The two-time Academy Award nominee confirmed in February that he was joining HBO’s Wizarding World series, based on J.K. Rowling’s fantasy novels, as Hogwarts’ most powerful sorcerer.
Lithgow explained to “Smartless” hosts Jason Bateman, Sean Hayes and Will Arnett that his “deal” to join the Harry Potter show was finalized only “48 hours” before his interview on the podcast.
“In airports, two weeks ago, people had somehow gotten wind of this and they were stopping me in airports,” he explained.
Joking that he was “behind everybody” with his Potter reading, the actor said he was just “halfway through” the second book, 1998’s Harry Potter and the Chamber of Secrets.
“The overall concept of this overall reboot of Harry Potter is that an entire season is devoted to a single novel,” he said.
Lithgow admitted it was so early in the Harry Potter development process that he “honestly [didn’t] know” all of the details about how much time he’d spend in the U.K. filming the show.
Comparing Harry Potter to his time playing late British Prime Minister Winston Churchill on The Crown, Lithow said, “I mean, I was over in England for eight months for The Crown and barely came back [to the U.S.]. I think I may have come back once or twice. I imagine that I can come back much more [on this].”
“You know, Dumbledore is — he’s kind of the nuclear weapon. He only goes on very, very occasionally,” he added. “And I think that — I don’t think it’s gonna be that hard a job, and we’ll just go back and forth.”
Lithgow previously admitted to ScreenRant in February the offer to play Dumbledore came as “a total surprise.”
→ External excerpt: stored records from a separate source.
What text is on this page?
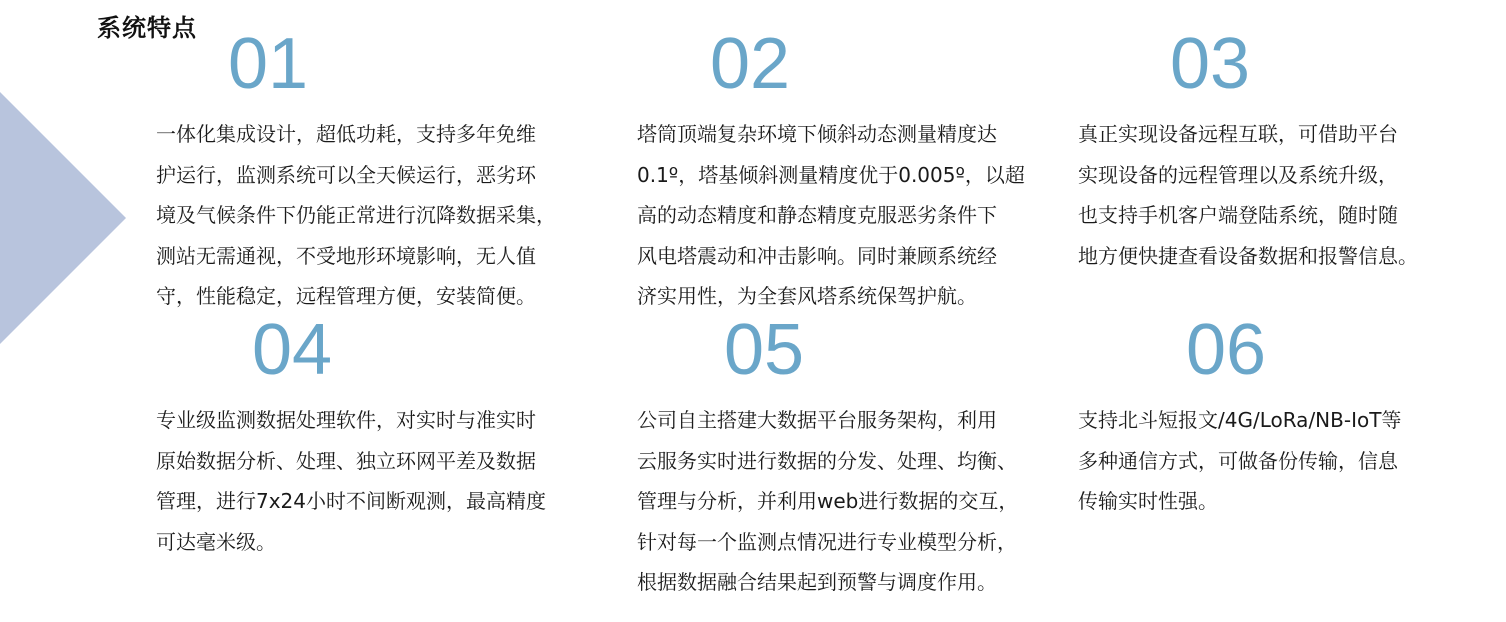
系统特点 01

一体化集成设计，超低功耗，支持多年免维
护运行，监测系统可以全天候运行，恶劣环
境及气候条件下仍能正常进行沉降数据采集，
测站无需通视，不受地形环境影响，无人值
守，性能稳定，远程管理方便，安装简便。

02

塔筒顶端复杂环境下倾斜动态测量精度达
0.1º，塔基倾斜测量精度优于0.005º，以超
高的动态精度和静态精度克服恶劣条件下
风电塔震动和冲击影响。同时兼顾系统经
济实用性，为全套风塔系统保驾护航。

03

真正实现设备远程互联，可借助平台
实现设备的远程管理以及系统升级，
也支持手机客户端登陆系统，随时随
地方便快捷查看设备数据和报警信息。

04

专业级监测数据处理软件，对实时与准实时
原始数据分析、处理、独立环网平差及数据
管理，进行7x24小时不间断观测，最高精度
可达毫米级。

05

公司自主搭建大数据平台服务架构，利用
云服务实时进行数据的分发、处理、均衡、
管理与分析，并利用web进行数据的交互，
针对每一个监测点情况进行专业模型分析，
根据数据融合结果起到预警与调度作用。

06

支持北斗短报文/4G/LoRa/NB-IoT等
多种通信方式，可做备份传输，信息
传输实时性强。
“I just got the phone call up at the Sundance Film Festival for yet another film, and it was not an easy decision because it’s going to define me for the last chapter of my life, I’m afraid,” he said.
“Some wonderful people are turning their attention back to Harry Potter. That’s why it’s been such a hard decision,” he added. “I’ll be about 87 years old at the wrap party, but I’ve said yes.”
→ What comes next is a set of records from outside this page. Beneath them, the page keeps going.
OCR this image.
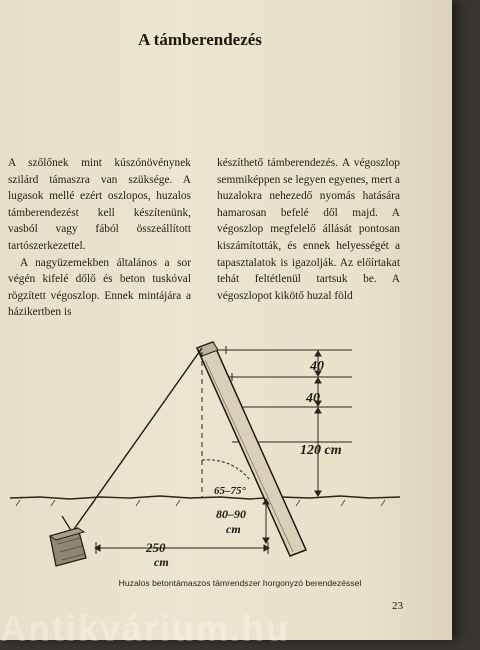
A támberendezés

A szőlőnek mint kúszónövénynek szilárd támaszra van szüksége. A lugasok mellé ezért oszlopos, huzalos támberendezést kell készítenünk, vasból vagy fából összeállított tartószerkezettel.

A nagyüzemekben általános a sor végén kifelé dőlő és beton tuskóval rögzített végoszlop. Ennek mintájára a házikertben is

készíthető támberendezés. A végoszlop semmiképpen se legyen egyenes, mert a huzalokra nehezedő nyomás hatására hamarosan befelé dől majd. A végoszlop megfelelő állását pontosan kiszámították, és ennek helyességét a tapasztalatok is igazolják. Az előírtakat tehát feltétlenül tartsuk be. A végoszlopot kikötő huzal föld

40
40
120 cm
65–75°
80–90
cm
250
cm
Huzalos betontámaszos támrendszer horgonyzó berendezéssel
23
Antikvárium.hu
Dumbledore was originally played by Richard Harris in 2001’s Harry Potter and the Sorcerer’s Stone and 2002’s Chamber of Secrets, before he died in October 2002 following a battle with Hodgkin lymphoma.
Michael Gambon took over as the Hogwarts professor following Harris’s death, making his debut in 2004’s Harry Potter and the Prisoner of Azkaban and staying on for six films, in total. Toby Regbo played a younger version of the character for flashback scenes in both Deathly Hallows movies, while Jude Law portrayed a middle-aged Dumbledore in the Fantastic Beasts movies.
Lithgow, whose acting career dates back to 1972, received Oscar nominations for 1982’s The World According to Garp and 1983’s Terms of Endearment, and won three Emmy Awards for his leading role as bumbling alien invader Dick Solomon in NBC sitcom 3rd Rock from the Sun (He won three more Emmys in his career).
Lithgow memorably played the puritanical reverend Shaw Moore in Footloose on the big screen and serial killer Arthur Mitchell in TV thriller Dexter.